Este é o BLOGUE DO DIA, hoje destacado por este vosso servidor que está um pouco acima do posto de soldado raso. O que a Brigada se diverte nas horas de lazer com este blogue, chega até mandar sms com as piadas dele para os amigos. Haja quem consiga fazer humor com o dia a dia aqui do burgo. Podia passar aqui o resto do post a escrever loas sobre este blogue, mas o melhor é irem lá dar uma saltada em : http://irmaolucia.blogspot.com/- Basta clicarem em cima do link para lá irem ter, e tenho a certeza que vão visitá-lo com frequência
O POST DE HOJE
Caros Bloguistas Militantes,
Este nosso pequeno burgo, é cheio de contradições, se por um lado bradamos aos 4 ventos, que pertencemos ao primeiro mundo, as nossas atitudes demonstram o contrário.

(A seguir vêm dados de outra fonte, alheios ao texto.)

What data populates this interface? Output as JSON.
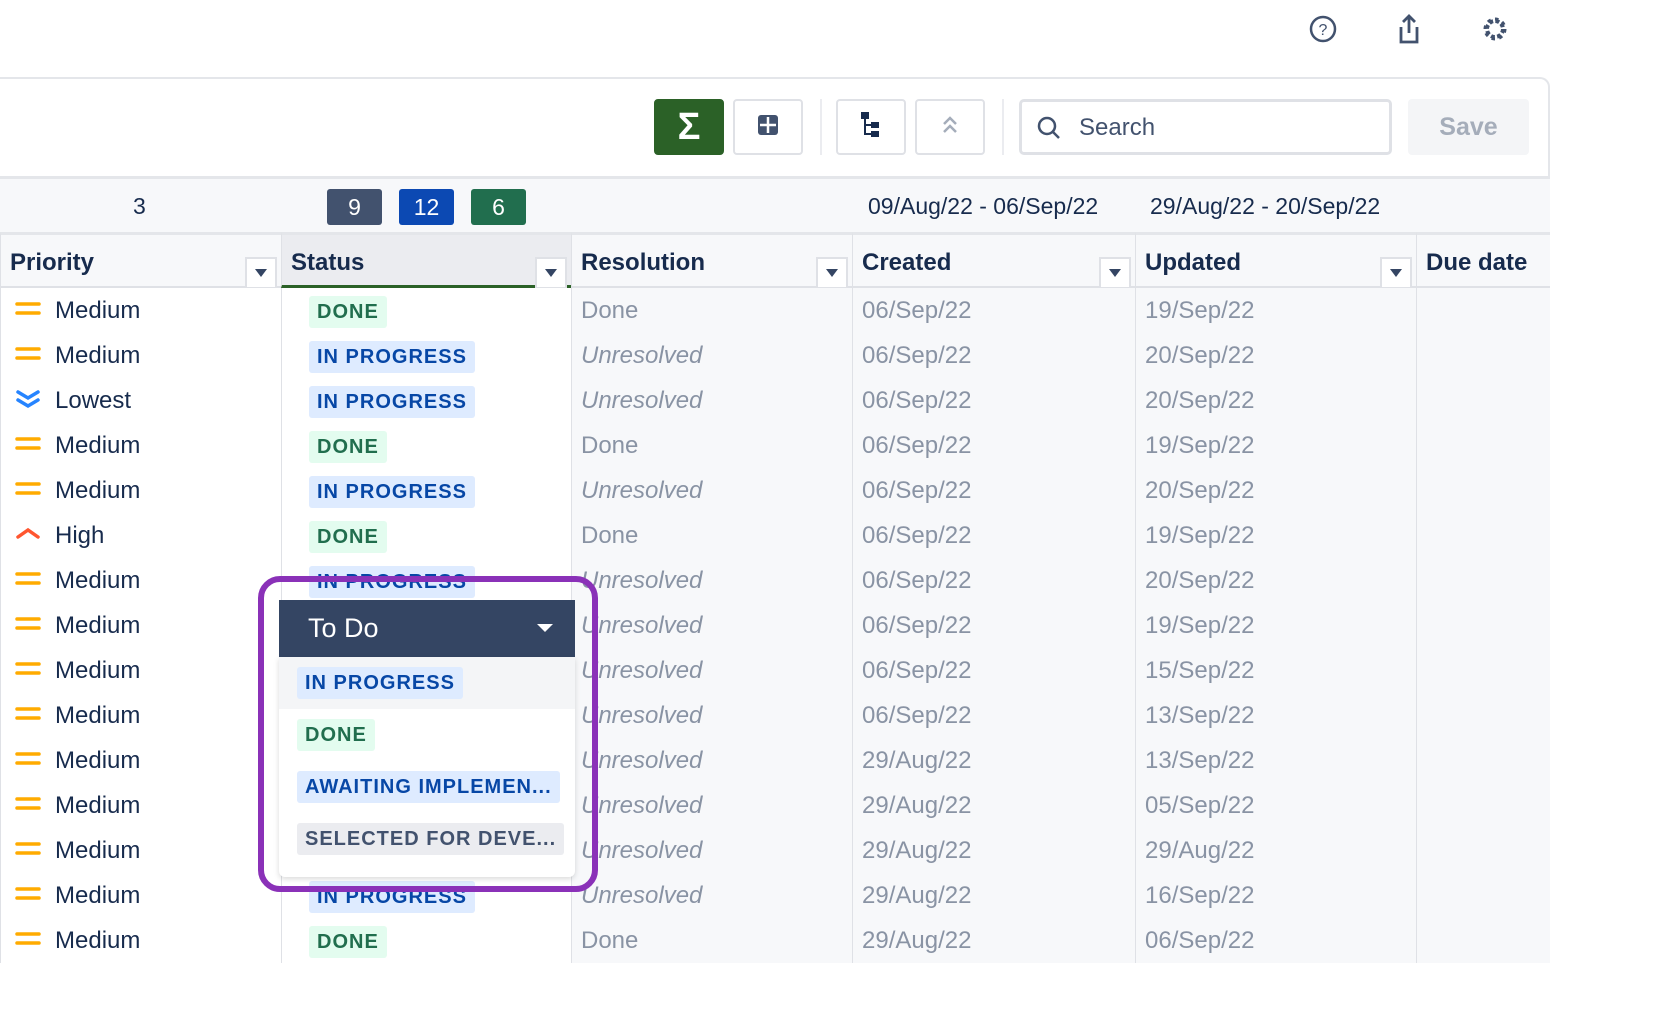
{
  "top_icons": [
    "help-icon",
    "share-icon",
    "gear-icon"
  ],
  "toolbar": {
    "search_placeholder": "Search",
    "save_label": "Save",
    "accent": "#2b6127"
  },
  "summary": {
    "count": "3",
    "badges": [
      {
        "value": "9",
        "color": "#42526e"
      },
      {
        "value": "12",
        "color": "#0c49b3"
      },
      {
        "value": "6",
        "color": "#216e4e"
      }
    ],
    "created_range": "09/Aug/22 - 06/Sep/22",
    "updated_range": "29/Aug/22 - 20/Sep/22"
  },
  "columns": [
    "Priority",
    "Status",
    "Resolution",
    "Created",
    "Updated",
    "Due date"
  ],
  "rows": [
    {
      "priority": "Medium",
      "status": "DONE",
      "resolution": "Done",
      "created": "06/Sep/22",
      "updated": "19/Sep/22"
    },
    {
      "priority": "Medium",
      "status": "IN PROGRESS",
      "resolution": "Unresolved",
      "created": "06/Sep/22",
      "updated": "20/Sep/22"
    },
    {
      "priority": "Lowest",
      "status": "IN PROGRESS",
      "resolution": "Unresolved",
      "created": "06/Sep/22",
      "updated": "20/Sep/22"
    },
    {
      "priority": "Medium",
      "status": "DONE",
      "resolution": "Done",
      "created": "06/Sep/22",
      "updated": "19/Sep/22"
    },
    {
      "priority": "Medium",
      "status": "IN PROGRESS",
      "resolution": "Unresolved",
      "created": "06/Sep/22",
      "updated": "20/Sep/22"
    },
    {
      "priority": "High",
      "status": "DONE",
      "resolution": "Done",
      "created": "06/Sep/22",
      "updated": "19/Sep/22"
    },
    {
      "priority": "Medium",
      "status": "IN PROGRESS",
      "resolution": "Unresolved",
      "created": "06/Sep/22",
      "updated": "20/Sep/22"
    },
    {
      "priority": "Medium",
      "status": "",
      "resolution": "Unresolved",
      "created": "06/Sep/22",
      "updated": "19/Sep/22"
    },
    {
      "priority": "Medium",
      "status": "",
      "resolution": "Unresolved",
      "created": "06/Sep/22",
      "updated": "15/Sep/22"
    },
    {
      "priority": "Medium",
      "status": "",
      "resolution": "Unresolved",
      "created": "06/Sep/22",
      "updated": "13/Sep/22"
    },
    {
      "priority": "Medium",
      "status": "",
      "resolution": "Unresolved",
      "created": "29/Aug/22",
      "updated": "13/Sep/22"
    },
    {
      "priority": "Medium",
      "status": "",
      "resolution": "Unresolved",
      "created": "29/Aug/22",
      "updated": "05/Sep/22"
    },
    {
      "priority": "Medium",
      "status": "",
      "resolution": "Unresolved",
      "created": "29/Aug/22",
      "updated": "29/Aug/22"
    },
    {
      "priority": "Medium",
      "status": "IN PROGRESS",
      "resolution": "Unresolved",
      "created": "29/Aug/22",
      "updated": "16/Sep/22"
    },
    {
      "priority": "Medium",
      "status": "DONE",
      "resolution": "Done",
      "created": "29/Aug/22",
      "updated": "06/Sep/22"
    }
  ],
  "dropdown": {
    "selected": "To Do",
    "options": [
      {
        "label": "IN PROGRESS",
        "kind": "prog"
      },
      {
        "label": "DONE",
        "kind": "done"
      },
      {
        "label": "AWAITING IMPLEMEN...",
        "kind": "prog"
      },
      {
        "label": "SELECTED FOR DEVE...",
        "kind": "sel"
      }
    ],
    "highlight_color": "#8a31b8"
  }
}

Mas somos teimosos, não aceitamos as evidências da vida real, como diria Sérgio Godinho,
“Na vida real as aparências estão do outro lado do espelho, na vida real não me assemelho, à simulação das evidências”.

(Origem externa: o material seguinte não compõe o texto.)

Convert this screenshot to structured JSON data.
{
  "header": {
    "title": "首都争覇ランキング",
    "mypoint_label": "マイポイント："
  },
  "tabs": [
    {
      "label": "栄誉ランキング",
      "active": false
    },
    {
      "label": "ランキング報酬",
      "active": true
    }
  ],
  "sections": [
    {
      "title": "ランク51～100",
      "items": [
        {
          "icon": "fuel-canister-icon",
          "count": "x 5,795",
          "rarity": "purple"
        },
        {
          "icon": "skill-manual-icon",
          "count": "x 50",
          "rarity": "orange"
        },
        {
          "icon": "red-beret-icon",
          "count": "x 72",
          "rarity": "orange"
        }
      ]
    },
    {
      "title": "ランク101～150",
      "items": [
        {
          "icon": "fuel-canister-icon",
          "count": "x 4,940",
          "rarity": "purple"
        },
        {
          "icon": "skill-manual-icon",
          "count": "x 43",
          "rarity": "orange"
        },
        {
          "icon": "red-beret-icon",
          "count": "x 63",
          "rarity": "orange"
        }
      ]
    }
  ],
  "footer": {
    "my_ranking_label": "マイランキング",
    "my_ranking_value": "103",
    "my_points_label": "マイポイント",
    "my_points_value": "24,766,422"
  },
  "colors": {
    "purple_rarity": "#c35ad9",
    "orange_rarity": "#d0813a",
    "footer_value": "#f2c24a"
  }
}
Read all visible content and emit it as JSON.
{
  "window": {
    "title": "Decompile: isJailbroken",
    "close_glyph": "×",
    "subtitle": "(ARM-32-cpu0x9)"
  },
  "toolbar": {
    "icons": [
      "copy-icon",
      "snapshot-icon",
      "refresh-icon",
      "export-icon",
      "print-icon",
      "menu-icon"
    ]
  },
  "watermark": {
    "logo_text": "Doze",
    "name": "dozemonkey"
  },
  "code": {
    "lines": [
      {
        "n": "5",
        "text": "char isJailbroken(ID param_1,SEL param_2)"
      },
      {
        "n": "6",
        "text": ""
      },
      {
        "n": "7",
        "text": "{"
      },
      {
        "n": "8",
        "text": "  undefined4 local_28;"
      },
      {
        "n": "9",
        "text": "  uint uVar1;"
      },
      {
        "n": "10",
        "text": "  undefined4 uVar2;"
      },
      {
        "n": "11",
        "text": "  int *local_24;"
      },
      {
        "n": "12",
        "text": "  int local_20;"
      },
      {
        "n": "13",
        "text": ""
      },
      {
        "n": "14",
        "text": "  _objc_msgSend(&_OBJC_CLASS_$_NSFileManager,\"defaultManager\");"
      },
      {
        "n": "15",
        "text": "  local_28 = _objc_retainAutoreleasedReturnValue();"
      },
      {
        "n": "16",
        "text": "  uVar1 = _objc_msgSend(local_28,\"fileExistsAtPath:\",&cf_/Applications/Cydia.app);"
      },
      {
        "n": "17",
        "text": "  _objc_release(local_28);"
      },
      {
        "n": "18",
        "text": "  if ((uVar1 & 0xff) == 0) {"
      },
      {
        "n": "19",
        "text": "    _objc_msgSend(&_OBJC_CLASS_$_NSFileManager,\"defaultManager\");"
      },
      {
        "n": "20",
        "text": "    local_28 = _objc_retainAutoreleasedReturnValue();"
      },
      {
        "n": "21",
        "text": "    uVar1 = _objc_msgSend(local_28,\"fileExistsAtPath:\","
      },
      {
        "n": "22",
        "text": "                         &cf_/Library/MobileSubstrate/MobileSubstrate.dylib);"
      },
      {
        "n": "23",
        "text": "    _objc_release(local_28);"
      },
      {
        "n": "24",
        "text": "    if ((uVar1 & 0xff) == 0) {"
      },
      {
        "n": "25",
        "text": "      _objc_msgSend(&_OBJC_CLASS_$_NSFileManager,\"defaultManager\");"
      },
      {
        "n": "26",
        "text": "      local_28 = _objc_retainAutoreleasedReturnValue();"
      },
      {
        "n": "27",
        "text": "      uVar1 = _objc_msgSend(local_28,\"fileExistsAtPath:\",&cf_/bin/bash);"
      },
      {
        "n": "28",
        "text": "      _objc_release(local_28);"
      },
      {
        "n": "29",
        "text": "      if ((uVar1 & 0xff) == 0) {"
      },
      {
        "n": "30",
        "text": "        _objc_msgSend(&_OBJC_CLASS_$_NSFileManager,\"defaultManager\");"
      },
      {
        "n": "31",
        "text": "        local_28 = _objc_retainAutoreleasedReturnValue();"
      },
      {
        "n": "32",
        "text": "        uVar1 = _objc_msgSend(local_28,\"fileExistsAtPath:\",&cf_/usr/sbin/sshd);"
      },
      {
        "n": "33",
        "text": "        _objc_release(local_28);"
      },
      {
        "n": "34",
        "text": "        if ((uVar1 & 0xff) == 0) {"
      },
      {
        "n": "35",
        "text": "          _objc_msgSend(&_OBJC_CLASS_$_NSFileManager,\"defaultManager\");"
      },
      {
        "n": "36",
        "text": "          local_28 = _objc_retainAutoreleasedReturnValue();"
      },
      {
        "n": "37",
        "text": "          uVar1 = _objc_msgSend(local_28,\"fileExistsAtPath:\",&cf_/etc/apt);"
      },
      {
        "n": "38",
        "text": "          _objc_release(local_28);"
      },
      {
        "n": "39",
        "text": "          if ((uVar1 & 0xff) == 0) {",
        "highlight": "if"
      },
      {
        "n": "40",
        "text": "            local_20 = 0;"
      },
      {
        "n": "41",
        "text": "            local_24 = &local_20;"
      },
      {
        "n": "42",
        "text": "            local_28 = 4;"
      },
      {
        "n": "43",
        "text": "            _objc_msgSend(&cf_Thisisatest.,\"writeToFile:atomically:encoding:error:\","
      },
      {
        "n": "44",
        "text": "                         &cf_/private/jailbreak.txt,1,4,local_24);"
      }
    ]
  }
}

As nossas atitudes ainda estão ao nível terceiro mundista, e são das mais incríveis, por exemplo, o automóvel é uma delas.
Com a aquisição de um automóvel, contraímos também um empréstimo bancário para um bem, que logo à saída do stand perde em média 20% do que custou, ou seja 20% do nosso empréstimo se esfuma logo ali.
E por ano vai desvalorizando uma percentagem não uniforme dependendo do veículo, não está nada mal, é uma escolha acertada para uma classe média que adora perder dinheiro, para depois poder queixar-se que o não tem e que não sabe como o gastou, mas aqui não pode fazer como no futebol e culpar os árbitros... por isso culpa o euro ou o governo.
Na Suiça, na Dinamarca e na Holanda, países do primeiro mundo, a bicicleta é um veículo essencial, por outro lado está já no terceiro estádio de usufruto esse objecto sujeito a registo.
Lá, o automóvel serve essencialmente para o fim de semana, de resto andam a pé, de bicicleta ou de transportes públicos o mais possível, e imagine-se tem mais dinheiro que nós.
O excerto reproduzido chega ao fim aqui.